EDITO

AIP : donner une chance à la négociation

bePress Photo Agency / Philippe

Le 1er mai est désormais passé. Et pour la deuxième année consécutive, les partis politiques ont été obligés de faire leurs discours traditionnels en mode virtuel en raison de la crise sanitaire. En effet, les grands rassemblements permettant de mobiliser les troupes dans une ambiance festive et de rappeler les marqueurs respectifs ne sont pas les bienvenus en ce moment. Mais n’empêche. Même en mode virtuel, les partis politiques, par la voix de leurs présidents respectifs, ont mis l’accent sur les points qui intéressent davantage leur électorat.

Le Gouvernement fédéral et les partenaires sociaux doivent redoubler de créativité pour conclure, dans un délai raisonnable, un Accord interprofessionnel (AIP)

Au MR, Georges-Louis Bouchez a défendu la distribution de dividendes que le PS menace de bloquer s’il n’y a pas d’accord pour une revalorisation salariale plus importante que le 0,4% actuellement sur la table. Chez les socialistes, Paul Magnette a martelé, dans un Facebook Live, que le PS est de retour et que c’en est fini des nouvelles taxes, des sauts d’index et de l’austérité. Raoul Hedebouw, porte-parole du PTB a exhorté les autres partis de gauche à œuvrer de concert pour libérer la norme salariale en soutenant la proposition de loi déposée avec le soutien du député socialiste Marc Goblet. Les co-présidents d’Ecolo, Rajae Maouane et Jean-Marc Nollet, ont plaidé pour une augmentation de salaires dans les salaires ayant bénéficié de la crise et une revalorisation des salaires minimum.

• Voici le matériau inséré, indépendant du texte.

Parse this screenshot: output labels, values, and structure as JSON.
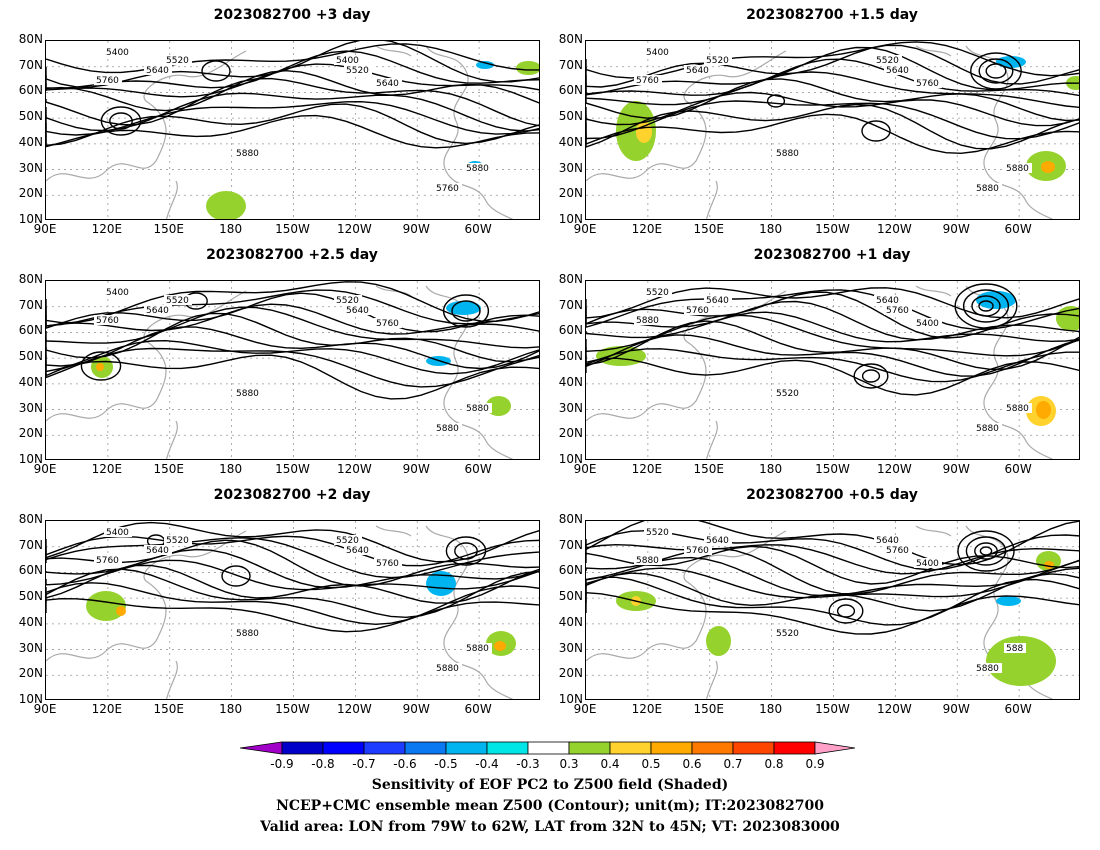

Toutes ces revendications répondent à des attentes fortes des travailleurs qui ont payé un lourd tribut à la crise sanitaire. Certaines entreprises ont aussi souffert, d’autres ont réussi à profiter de la crise en raison de leur positionnement stratégique sur le marché. Après ce 1er mai qui n’a de fête que de nom vu les circonstances et les mesures imposées pour contrer le virus serial killer, il faut désormais remettre le cœur à l’ouvrage pour éviter une déception collective.

Le Gouvernement fédéral et les partenaires sociaux doivent redoubler de créativité pour conclure, dans un délai raisonnable, un Accord interprofessionnel (AIP) qui satisfasse tout le monde. Il faut donc suivre le Fédéral sur la voie de circulaires pour permettre une augmentation de salaire supérieure au 0,4% dans les entreprises bénéficiaires.

Il faudra trouver une solution aussi pour les travailleurs des entreprises ayant souffert de la crise afin d’éviter toute frustration et une sorte de double peine. C’est la priorité du moment. Mais on ne fera pas l’économie, plus tard, d’une révision de la loi de 1996 qui encadre l’évolution des salaires afin de ne pas compromettre la compétitivité des entreprises belges. Sans précipitation et sa pression inutile, mais avec la volonté de tout un chacun de tendre vers une solution équitable. La loi de 1996 a montré ses limites au regard de la crise sanitaire et il faut en tirer les leçons.